Symposium: Multisensory Integration

Organizer: Charles Spence

List of confirmed speakers in alphabetical order:

David Burr, "Multi-sensory perception of space and time, in adults and in children"

Many studies have shown that our perceptual systems integrate information from different senses optimally. Here I will overview some recent work from our laboratory studying the how visual, haptic and auditory signals about size, orientation, motion and time are integrated perceptually. I will also review recent work showing that the capacity to integrate visuo-haptic information develops late, at about 8 years of age. Evidence from blind and low-vision subjects suggests that the late development could reflect cross-sensory calibration in the developing brain.
Michael Kubovy, "Auditory Objects, Visual Objects, and Audiovisual objects"

I will discuss two kinds of linkages between vision and audition. The first is a duality.The the visual system detects and identifies surfaces; the auditory system detects and identifies sources. Surfaces are illuminated by sources of light; sound is reflected off surfaces. However, the visual system discounts sources, and the auditory system discounts surfaces. These and similar considerations lead to the Theory of Indispensable Attributes that states the conditions for the formation of gestalts in the two modalities. The second linkage involves the formation of audiovisual objects, integrated cross-modal experiences. I will describe research that reveals the role of cross-modal causality in the formation of such objects. These experiments use the canonical example of a causal link between vision and audition: a visible impact that causes a percussive sound.
Ladan Shams, "Crossmodal interactions in visual perception and learning"

Humans are generally considered as visual animals. Visual perception, however, can be strongly and qualitatively altered by other modalities. We have found that sound can radically change visual perception, and ERP, MEG, and fMRI studies show that this alteration can occur at short latencies and as early as primary visual cortex. These findings together with a wealth of other recent findings have established that crossmodal interactions are ubiquitous in human perception and can occur at various levels of processing, including very early stages of sensory processing. Therefore, we asked whether crossmodal interactions play a role in perceptual learning. We compared visual training with auditory-visual training for learning of a low-level visual task, and discovered that auditory-visual training accelerates and enhances performance in a visual task even in the absence of sound. An fMRI study of this multisensory learning suggests that a vast network of brain areas are affected by this type of learning. Altogether these findings implicate that understanding multisensory mechanisms is essential in understanding visual perception and learning.
Salvador Soto-Faraco, "Multisensory contributions to the perception of motion"

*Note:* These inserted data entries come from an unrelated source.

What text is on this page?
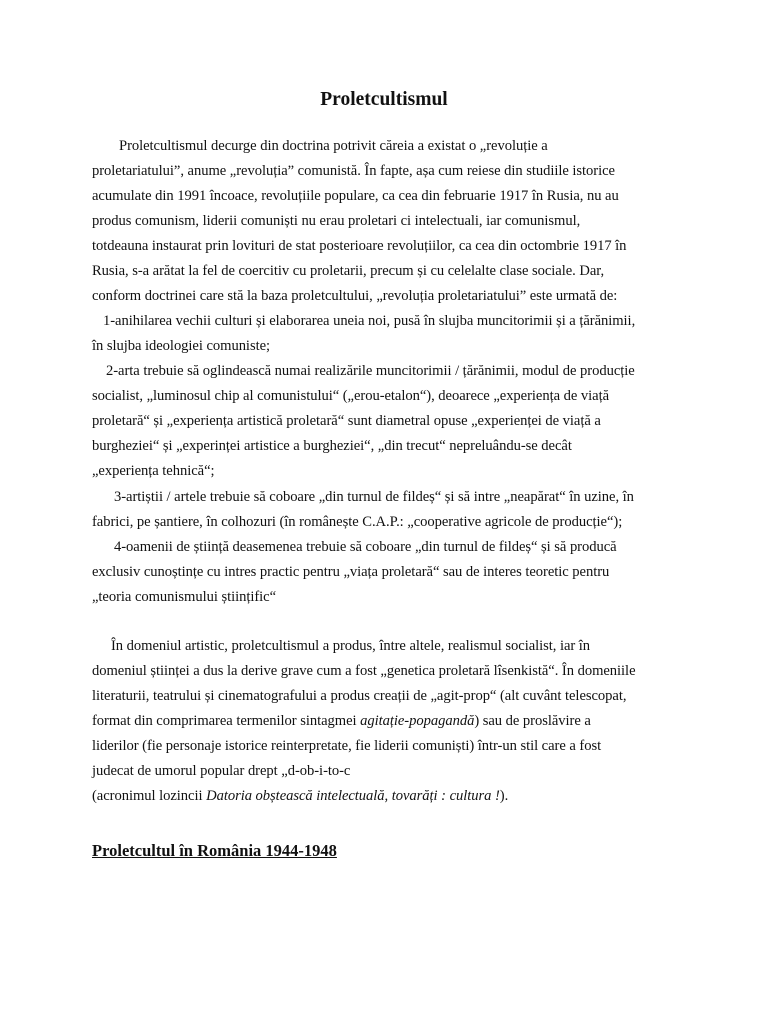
Proletcultismul
Proletcultismul decurge din doctrina potrivit căreia a existat o „revoluție a
proletariatului”, anume „revoluția” comunistă. În fapte, așa cum reiese din studiile istorice
acumulate din 1991 încoace, revoluțiile populare, ca cea din februarie 1917 în Rusia, nu au
produs comunism, liderii comuniști nu erau proletari ci intelectuali, iar comunismul,
totdeauna instaurat prin lovituri de stat posterioare revoluțiilor, ca cea din octombrie 1917 în
Rusia, s-a arătat la fel de coercitiv cu proletarii, precum și cu celelalte clase sociale. Dar,
conform doctrinei care stă la baza proletcultului, „revoluția proletariatului” este urmată de:
1-anihilarea vechii culturi și elaborarea uneia noi, pusă în slujba muncitorimii și a țărănimii,
în slujba ideologiei comuniste;
2-arta trebuie să oglindească numai realizările muncitorimii / țărănimii, modul de producție
socialist, „luminosul chip al comunistului“ („erou-etalon“), deoarece „experiența de viață
proletară“ și „experiența artistică proletară“ sunt diametral opuse „experienței de viață a
burgheziei“ și „experinței artistice a burgheziei“, „din trecut“ nepreluându-se decât
„experiența tehnică“;
3-artiștii / artele trebuie să coboare „din turnul de fildeș“ și să intre „neapărat“ în uzine, în
fabrici, pe șantiere, în colhozuri (în românește C.A.P.: „cooperative agricole de producție“);
4-oamenii de știință deasemenea trebuie să coboare „din turnul de fildeș“ și să producă
exclusiv cunoștințe cu intres practic pentru „viața proletară“ sau de interes teoretic pentru
„teoria comunismului științific“
În domeniul artistic, proletcultismul a produs, între altele, realismul socialist, iar în
domeniul științei a dus la derive grave cum a fost „genetica proletară lîsenkistă“. În domeniile
literaturii, teatrului și cinematografului a produs creații de „agit-prop“ (alt cuvânt telescopat,
format din comprimarea termenilor sintagmei agitație-popagandă) sau de proslăvire a
liderilor (fie personaje istorice reinterpretate, fie liderii comuniști) într-un stil care a fost
judecat de umorul popular drept „d-ob-i-to-c
(acronimul lozincii Datoria obștească intelectuală, tovarăți : cultura !).
Proletcultul în România 1944-1948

There is increasing recognition of the importance of multisensory integration in order to achieve accurate and coherent perceptual representations. Some of the classic demonstrations are based on the perceptual consequences of presenting conflicting information to different senses, such as the ventriloquist illusion or the McGurk effect. However, these traditional lines of research have often focused on spatially static stimulation, in contrast with the highly dynamic nature of everyday life environments. Here I discuss some of our recent work addressing the contribution of multisensory integration processes to the perception of direction and speed of motion. Our initial studies showed that motion direction judgments in one sensory modality (i.e, audition) can be strongly influenced by the direction of motion in other modalities (i.e., vision). As in other multisensory phenomena, these influences are not always bi-directional and extend to other modality combinations. Furthermore, I will present several lines of evidence to support the idea that the integration of motion information has a perceptual basis, and that it cannot be accounted for solely by the local interactions occurring at the level of static information (i.e., the ventriloquist illusion). I will try to draw some conclusions regarding the neural underpinnings of such interactions and, finally, will discuss the relevance of this research in the context of audiovisual media applications and virtual reality environments.
Charles Spence, Jordi Navarra, Argiro Vatakis, Jess Hartcher-O’Brien and Cesare Parise, "The multisensory perception of synchrony"

The last few years have seen a rapid growth of interest in issues related to the temporal aspects of multisensory perception. We will highlight recent research that has investigated people’s sensitivity to temporal asynchrony for both simple (e.g., beeps, flashes, punctuate touch, and laser pain) and more complex stimuli (e.g., speech, music, and object action video clips) using both simultaneity and temporal order judgment tasks. We will review some of the latest findings to have emerged from our laboratory looking at how the brain responds (i.e., adapts) to various kinds of on-going asynchronous stimulation (again using both simple and complex stimuli). Recent findings demonstrating the effect of the “unity effect” on multisensory temporal perception will be outlined, as will research showing that synesthetic correspondences can modulate multisensory integration (both temporal and spatial) in normal participants.